Nelson is trained as a pediatric oncologist, and has developed methods for the genome-wide approaches to study the genetic basis of human diseases. His laboratory has worked in gene discovery in brain cancers, ADHD, autism, and rare mendelian diseases. Recently, he has set up technology to perform complete human genome sequencing. Recently, he has helped to develop the Center for Duchenne Muscular Dystrophy at UCLA, and is co-director of the UCLA Muscular Dystrophy Core Center and director of the bioinformatics/genomics core. His recent work includes the identification of drugs that can enhance the efficiency of antisense based exon skipping therapies.
Pier Lorenzo Puri, MD/PhD
Assistant Professor at the Burnham Institute in San Diego, California.

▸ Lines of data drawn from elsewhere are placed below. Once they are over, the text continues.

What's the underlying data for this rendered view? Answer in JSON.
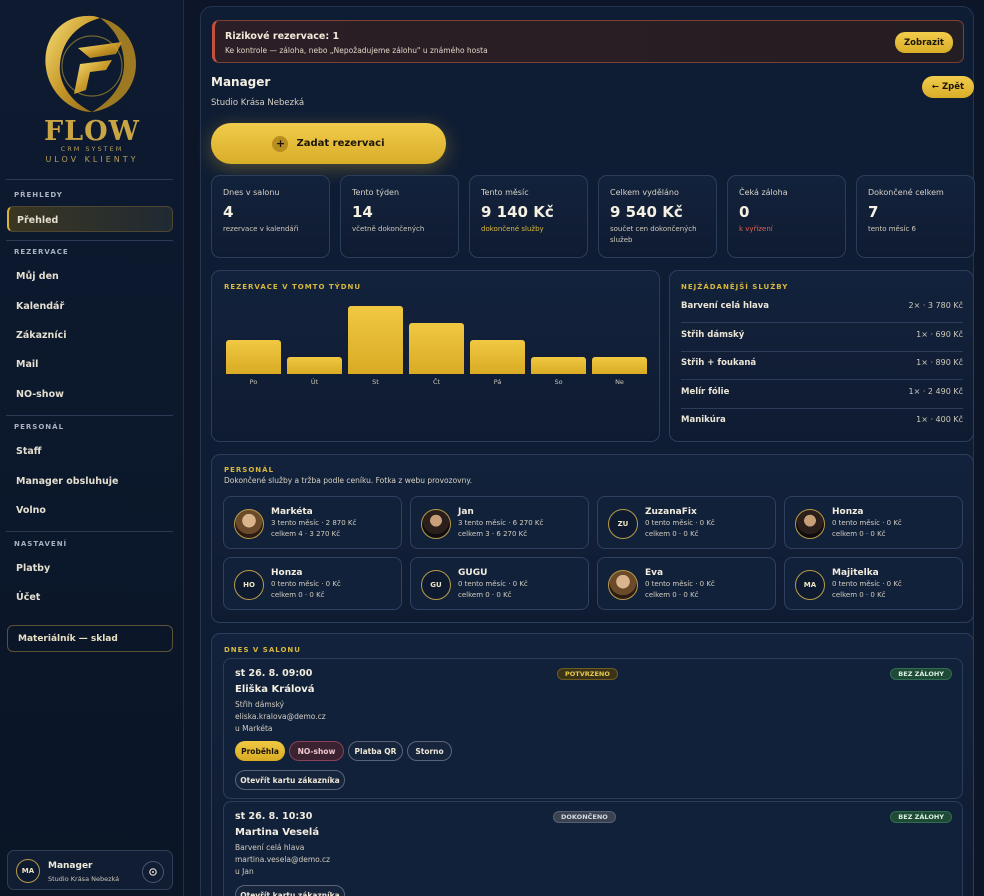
{
  "brand": {
    "name": "FLOW",
    "subtitle": "CRM SYSTEM",
    "tagline": "ULOV KLIENTY"
  },
  "sidebar": {
    "sections": [
      {
        "title": "PŘEHLEDY",
        "items": [
          {
            "label": "Přehled",
            "active": true
          }
        ]
      },
      {
        "title": "REZERVACE",
        "items": [
          {
            "label": "Můj den"
          },
          {
            "label": "Kalendář"
          },
          {
            "label": "Zákazníci"
          },
          {
            "label": "Mail"
          },
          {
            "label": "NO-show"
          }
        ]
      },
      {
        "title": "PERSONÁL",
        "items": [
          {
            "label": "Staff"
          },
          {
            "label": "Manager obsluhuje"
          },
          {
            "label": "Volno"
          }
        ]
      },
      {
        "title": "NASTAVENÍ",
        "items": [
          {
            "label": "Platby"
          },
          {
            "label": "Účet"
          }
        ]
      }
    ],
    "material_button": "Materiálník — sklad",
    "user": {
      "initials": "MA",
      "name": "Manager",
      "studio": "Studio Krása Nebezká"
    }
  },
  "alert": {
    "title": "Rizikové rezervace: 1",
    "text": "Ke kontrole — záloha, nebo „Nepožadujeme zálohu\" u známého hosta",
    "button": "Zobrazit"
  },
  "header": {
    "title": "Manager",
    "subtitle": "Studio Krása Nebezká",
    "back_button": "← Zpět",
    "add_button": "Zadat rezervaci"
  },
  "stats": [
    {
      "label": "Dnes v salonu",
      "value": "4",
      "sub": "rezervace v kalendáři",
      "sub_color": "#cfcabb"
    },
    {
      "label": "Tento týden",
      "value": "14",
      "sub": "včetně dokončených",
      "sub_color": "#cfcabb"
    },
    {
      "label": "Tento měsíc",
      "value": "9 140 Kč",
      "sub": "dokončené služby",
      "sub_color": "#d8b83c"
    },
    {
      "label": "Celkem vyděláno",
      "value": "9 540 Kč",
      "sub": "součet cen dokončených služeb",
      "sub_color": "#cfcabb"
    },
    {
      "label": "Čeká záloha",
      "value": "0",
      "sub": "k vyřízení",
      "sub_color": "#e0604e"
    },
    {
      "label": "Dokončené celkem",
      "value": "7",
      "sub": "tento měsíc 6",
      "sub_color": "#cfcabb"
    }
  ],
  "week_chart": {
    "title": "REZERVACE V TOMTO TÝDNU",
    "chart_data": {
      "type": "bar",
      "categories": [
        "Po",
        "Út",
        "St",
        "Čt",
        "Pá",
        "So",
        "Ne"
      ],
      "values": [
        2,
        1,
        4,
        3,
        2,
        1,
        1
      ]
    }
  },
  "top_services": {
    "title": "NEJŽÁDANĚJŠÍ SLUŽBY",
    "items": [
      {
        "name": "Barvení celá hlava",
        "info": "2× · 3 780 Kč"
      },
      {
        "name": "Střih dámský",
        "info": "1× · 690 Kč"
      },
      {
        "name": "Střih + foukaná",
        "info": "1× · 890 Kč"
      },
      {
        "name": "Melír fólie",
        "info": "1× · 2 490 Kč"
      },
      {
        "name": "Manikúra",
        "info": "1× · 400 Kč"
      }
    ]
  },
  "staff": {
    "title": "PERSONÁL",
    "subtitle": "Dokončené služby a tržba podle ceníku. Fotka z webu provozovny.",
    "members": [
      {
        "name": "Markéta",
        "line1": "3 tento měsíc · 2 870 Kč",
        "line2": "celkem 4 · 3 270 Kč",
        "photo": "light",
        "initials": ""
      },
      {
        "name": "Jan",
        "line1": "3 tento měsíc · 6 270 Kč",
        "line2": "celkem 3 · 6 270 Kč",
        "photo": "dark",
        "initials": ""
      },
      {
        "name": "ZuzanaFix",
        "line1": "0 tento měsíc · 0 Kč",
        "line2": "celkem 0 · 0 Kč",
        "photo": "",
        "initials": "ZU"
      },
      {
        "name": "Honza",
        "line1": "0 tento měsíc · 0 Kč",
        "line2": "celkem 0 · 0 Kč",
        "photo": "dark",
        "initials": ""
      },
      {
        "name": "Honza",
        "line1": "0 tento měsíc · 0 Kč",
        "line2": "celkem 0 · 0 Kč",
        "photo": "",
        "initials": "HO"
      },
      {
        "name": "GUGU",
        "line1": "0 tento měsíc · 0 Kč",
        "line2": "celkem 0 · 0 Kč",
        "photo": "",
        "initials": "GU"
      },
      {
        "name": "Eva",
        "line1": "0 tento měsíc · 0 Kč",
        "line2": "celkem 0 · 0 Kč",
        "photo": "light",
        "initials": ""
      },
      {
        "name": "Majitelka",
        "line1": "0 tento měsíc · 0 Kč",
        "line2": "celkem 0 · 0 Kč",
        "photo": "",
        "initials": "MA"
      }
    ]
  },
  "today": {
    "title": "DNES V SALONU",
    "reservations": [
      {
        "time": "st 26. 8. 09:00",
        "name": "Eliška Králová",
        "service": "Střih dámský",
        "email": "eliska.kralova@demo.cz",
        "staff": "u Markéta",
        "status": "POTVRZENO",
        "deposit": "BEZ ZÁLOHY",
        "actions": [
          "Proběhla",
          "NO-show",
          "Platba QR",
          "Storno"
        ],
        "card_button": "Otevřít kartu zákazníka"
      },
      {
        "time": "st 26. 8. 10:30",
        "name": "Martina Veselá",
        "service": "Barvení celá hlava",
        "email": "martina.vesela@demo.cz",
        "staff": "u Jan",
        "status": "DOKONČENO",
        "deposit": "BEZ ZÁLOHY",
        "actions": [],
        "card_button": "Otevřít kartu zákazníka"
      }
    ]
  },
  "colors": {
    "gold": "#d8b334",
    "background": "#0c1628",
    "danger": "#c2503a",
    "success": "#2f6e4f"
  }
}
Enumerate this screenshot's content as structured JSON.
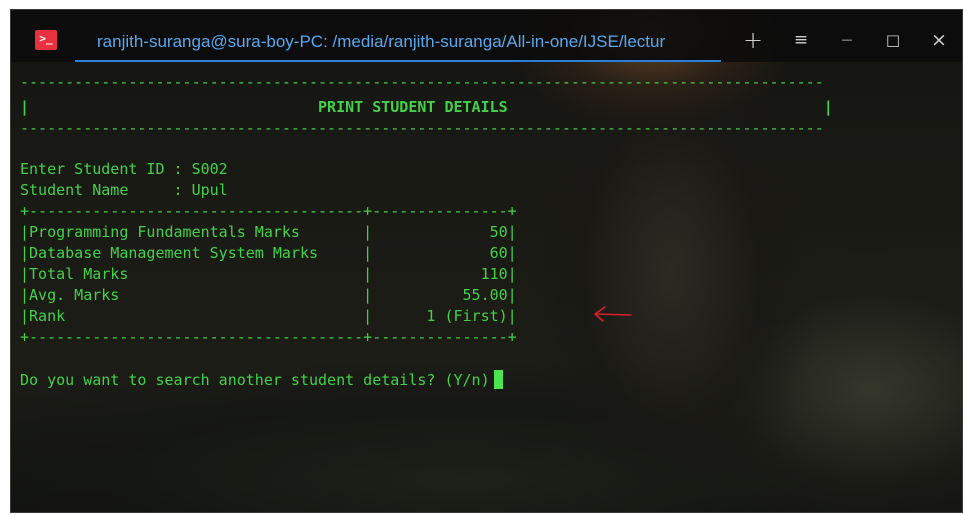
{
  "window": {
    "title": "ranjith-suranga@sura-boy-PC: /media/ranjith-suranga/All-in-one/IJSE/lectur",
    "app_icon": "terminal-icon",
    "buttons": {
      "new_tab": "+",
      "menu": "≡",
      "minimize": "—",
      "maximize": "□",
      "close": "×"
    }
  },
  "terminal": {
    "text_color": "#43d14a",
    "dash_line": "-----------------------------------------------------------------------------------------",
    "header_line": "|                                PRINT STUDENT DETAILS                                   |",
    "student_id_line": "Enter Student ID : S002",
    "student_name_line": "Student Name     : Upul",
    "table_border": "+-------------------------------------+---------------+",
    "table_rows": [
      "|Programming Fundamentals Marks       |             50|",
      "|Database Management System Marks     |             60|",
      "|Total Marks                          |            110|",
      "|Avg. Marks                           |          55.00|",
      "|Rank                                 |      1 (First)|"
    ],
    "prompt": "Do you want to search another student details? (Y/n)"
  },
  "annotation": {
    "arrow_color": "#d8202a",
    "arrow_icon": "red-arrow-icon"
  }
}
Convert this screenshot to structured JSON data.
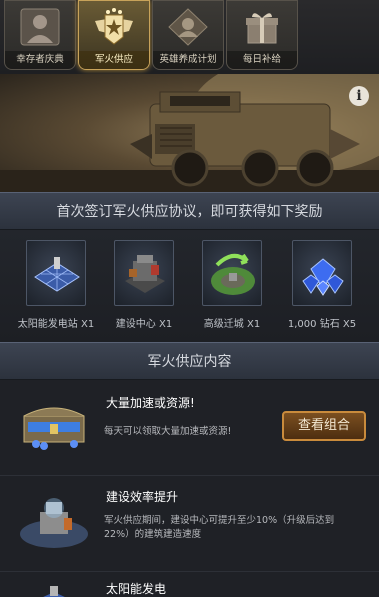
{
  "tabs": [
    {
      "label": "幸存者庆典",
      "icon": "survivor-portrait-icon",
      "active": false
    },
    {
      "label": "军火供应",
      "icon": "winged-star-badge-icon",
      "active": true
    },
    {
      "label": "英雄养成计划",
      "icon": "hero-portrait-icon",
      "active": false
    },
    {
      "label": "每日补给",
      "icon": "gift-box-icon",
      "active": false
    }
  ],
  "banner": {
    "info_symbol": "i"
  },
  "rewards_header": "首次签订军火供应协议，即可获得如下奖励",
  "rewards": [
    {
      "label": "太阳能发电站 X1",
      "icon": "solar-plant-icon"
    },
    {
      "label": "建设中心 X1",
      "icon": "construction-center-icon"
    },
    {
      "label": "高级迁城 X1",
      "icon": "advanced-relocation-icon"
    },
    {
      "label": "1,000 钻石 X5",
      "icon": "diamond-icon"
    }
  ],
  "supply_header": "军火供应内容",
  "items": [
    {
      "title": "大量加速或资源!",
      "desc": "每天可以领取大量加速或资源!",
      "button": "查看组合",
      "icon": "treasure-chest-icon"
    },
    {
      "title": "建设效率提升",
      "desc_line1": "军火供应期间，建设中心可提升至少10%（升级后达到",
      "desc_line2": "22%）的建筑建造速度",
      "icon": "construction-center-icon"
    },
    {
      "title": "太阳能发电",
      "icon": "solar-plant-icon"
    }
  ],
  "colors": {
    "accent_gold": "#c8a35a",
    "button_border": "#c98b3c",
    "header_bar": "#3d4452"
  }
}
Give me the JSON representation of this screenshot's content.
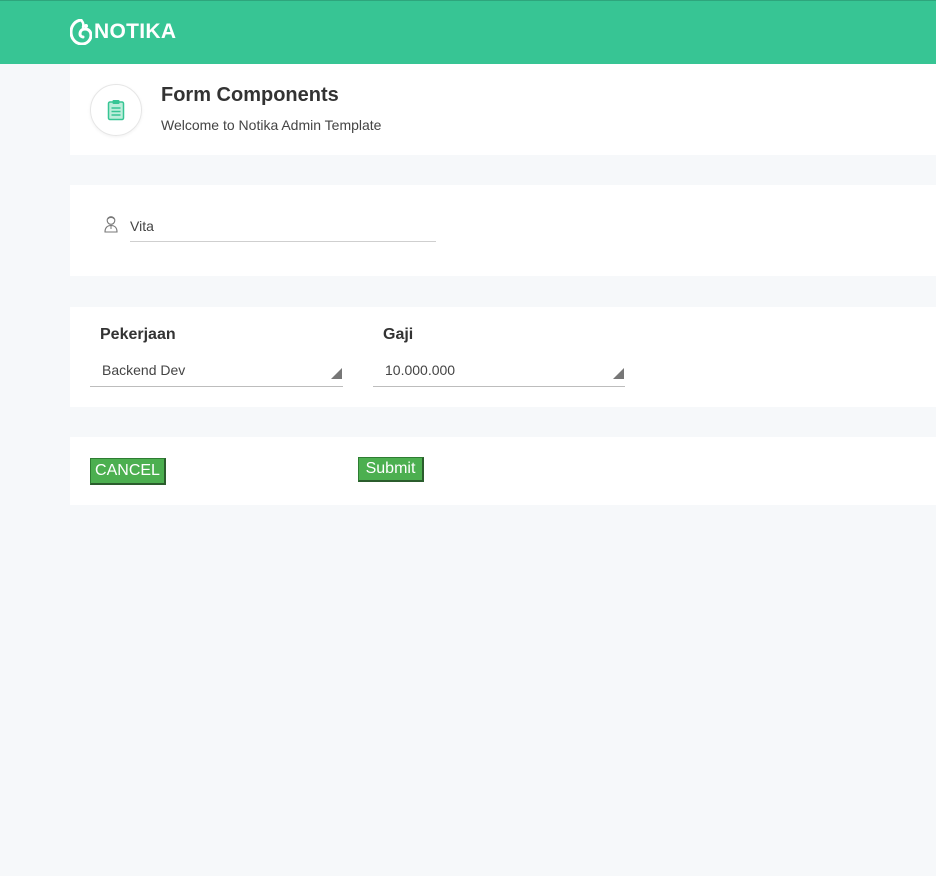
{
  "app": {
    "brand": "NOTIKA",
    "logo_icon": "notika-swirl-icon",
    "accent_color": "#37c594"
  },
  "header": {
    "icon": "clipboard-icon",
    "title": "Form Components",
    "subtitle": "Welcome to Notika Admin Template"
  },
  "form": {
    "name_field": {
      "icon": "user-icon",
      "value": "Vita"
    },
    "job": {
      "label": "Pekerjaan",
      "selected": "Backend Dev"
    },
    "salary": {
      "label": "Gaji",
      "selected": "10.000.000"
    },
    "buttons": {
      "cancel_label": "CANCEL",
      "submit_label": "Submit",
      "color": "#4caf50"
    }
  }
}
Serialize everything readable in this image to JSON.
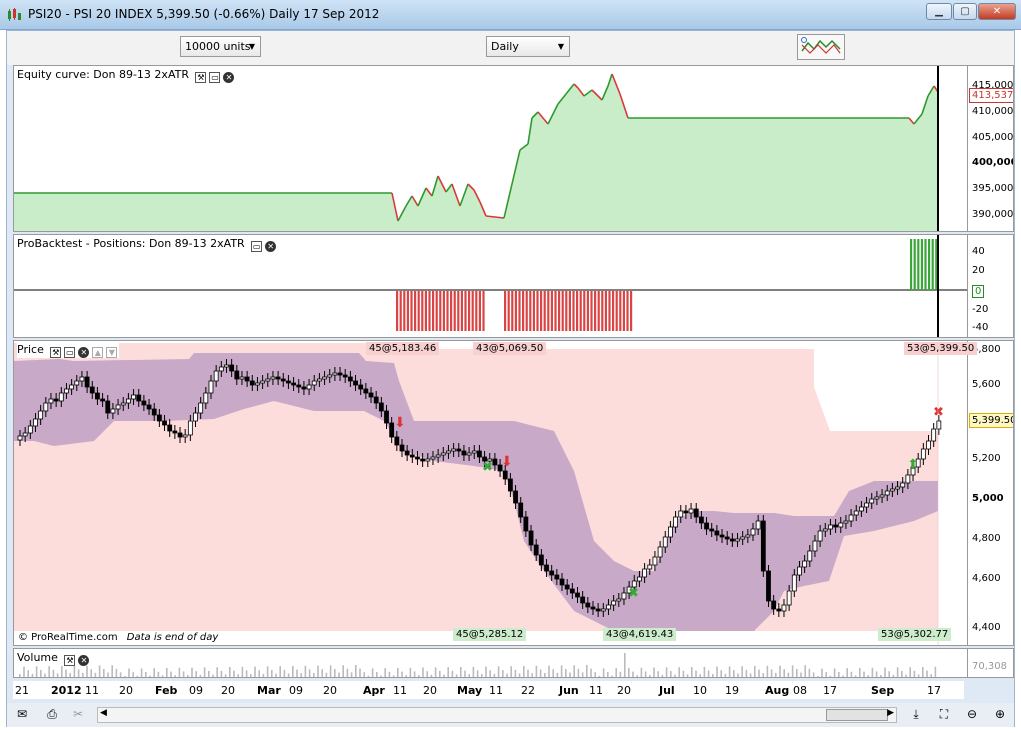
{
  "window": {
    "title": "PSI20 - PSI 20 INDEX     5,399.50 (-0.66%)     Daily  17 Sep 2012"
  },
  "toolbar": {
    "units_select": "10000 units",
    "period_select": "Daily"
  },
  "equity_panel": {
    "label": "Equity curve: Don 89-13 2xATR",
    "axis": [
      "415,000",
      "410,000",
      "405,000",
      "400,000",
      "395,000",
      "390,000"
    ],
    "current_value": "413,537"
  },
  "positions_panel": {
    "label": "ProBacktest - Positions: Don 89-13 2xATR",
    "axis": [
      "40",
      "20",
      "0",
      "-20",
      "-40"
    ]
  },
  "price_panel": {
    "label": "Price",
    "axis": [
      "5,800",
      "5,600",
      "5,400",
      "5,200",
      "5,000",
      "4,800",
      "4,600",
      "4,400"
    ],
    "current_value": "5,399.50",
    "trades": [
      {
        "text": "45@5,183.46",
        "type": "entry-short"
      },
      {
        "text": "43@5,069.50",
        "type": "entry-short"
      },
      {
        "text": "53@5,399.50",
        "type": "exit-long"
      },
      {
        "text": "45@5,285.12",
        "type": "exit-short"
      },
      {
        "text": "43@4,619.43",
        "type": "exit-short"
      },
      {
        "text": "53@5,302.77",
        "type": "entry-long"
      }
    ],
    "copyright": "© ProRealTime.com",
    "note": "Data is end of day"
  },
  "volume_panel": {
    "label": "Volume",
    "current_value": "70,308"
  },
  "date_axis": [
    "21",
    "2012",
    "11",
    "20",
    "Feb",
    "09",
    "20",
    "Mar",
    "09",
    "20",
    "Apr",
    "11",
    "20",
    "May",
    "11",
    "22",
    "Jun",
    "11",
    "20",
    "Jul",
    "10",
    "19",
    "Aug",
    "08",
    "17",
    "Sep",
    "17"
  ],
  "colors": {
    "equity_fill": "#c8edc8",
    "equity_up": "#2e9a2e",
    "equity_down": "#d83a3a",
    "channel_outer": "#fddcdc",
    "channel_inner": "#c9a9c8",
    "short_bar": "#d94545",
    "long_bar": "#3aa63a"
  }
}
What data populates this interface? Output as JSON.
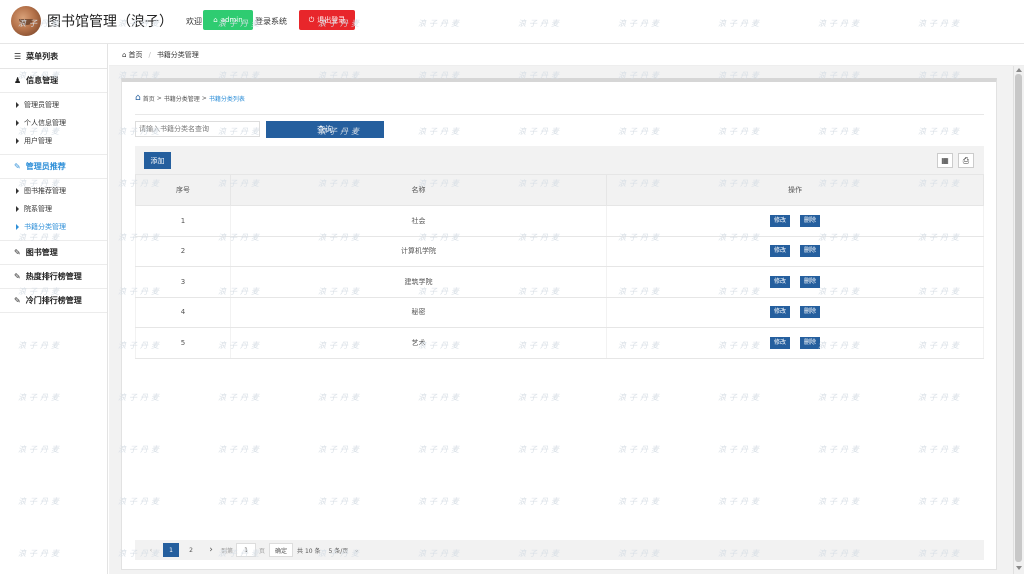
{
  "header": {
    "app_title": "图书馆管理（浪子）",
    "welcome": "欢迎",
    "admin_label": "admin",
    "login_system": "登录系统",
    "logout_label": "退出登录",
    "admin_color": "#2ecc71",
    "logout_color": "#e8262b"
  },
  "sidebar": {
    "menu_title": "菜单列表",
    "groups": [
      {
        "label": "信息管理",
        "items": [
          "管理员管理",
          "个人信息管理",
          "用户管理"
        ]
      },
      {
        "label": "管理员推荐",
        "items": [
          "图书推荐管理",
          "院系管理",
          "书籍分类管理"
        ]
      },
      {
        "label": "图书管理"
      },
      {
        "label": "热度排行榜管理"
      },
      {
        "label": "冷门排行榜管理"
      }
    ],
    "active_color": "#2e8fd8"
  },
  "top_breadcrumb": {
    "home": "首页",
    "current": "书籍分类管理"
  },
  "inner_breadcrumb": {
    "home": "首页",
    "level2": "书籍分类管理",
    "current": "书籍分类列表"
  },
  "search": {
    "placeholder": "请输入书籍分类名查询",
    "button": "查询"
  },
  "toolbar": {
    "add": "添加"
  },
  "table": {
    "headers": [
      "序号",
      "名称",
      "操作"
    ],
    "edit_label": "修改",
    "delete_label": "删除",
    "rows": [
      {
        "no": "1",
        "name": "社会"
      },
      {
        "no": "2",
        "name": "计算机学院"
      },
      {
        "no": "3",
        "name": "建筑学院"
      },
      {
        "no": "4",
        "name": "秘密"
      },
      {
        "no": "5",
        "name": "艺术"
      }
    ]
  },
  "pager": {
    "pages": [
      "1",
      "2"
    ],
    "current_page": "1",
    "goto_prefix": "到第",
    "goto_value": "1",
    "goto_suffix": "页",
    "confirm": "确定",
    "total": "共 10 条",
    "page_size": "5 条/页"
  },
  "watermark": "浪子丹麦",
  "accent_color": "#255f9e"
}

Puri’s team discovered that ongoing treatment with the deacetylase inhibitor Trichostatin A, currently under clinical study for breast cancer, restored skeletal muscle mass and prevented the impaired function characteristic of muscular dystrophies. Importantly, these restored muscles showed an increased resistance to contraction-coupled degeneration–the primary mechanism by which muscle function declines in Duchenne muscular dystrophy and related dystrophies.
Thomas A. Rando, M.D., PhD
Stanford University School of Medicine
Legal and strategic advisors include:
- Douglas Freeman is a partner in the foundation law firm of Freeman, Freeman & Smiley, and is chairman and National Managing Partner of IFF Advisors. Mr. Freeman assists CureDuchenne in the areas of organizational strategy and development.
- Morrison & Foerster, which has an expertise in biotechnology, is CureDuchenne’s legal counsel. In this capacity, the firm reviews and validates the work of applicants for research funds, and negotiates grant contracts.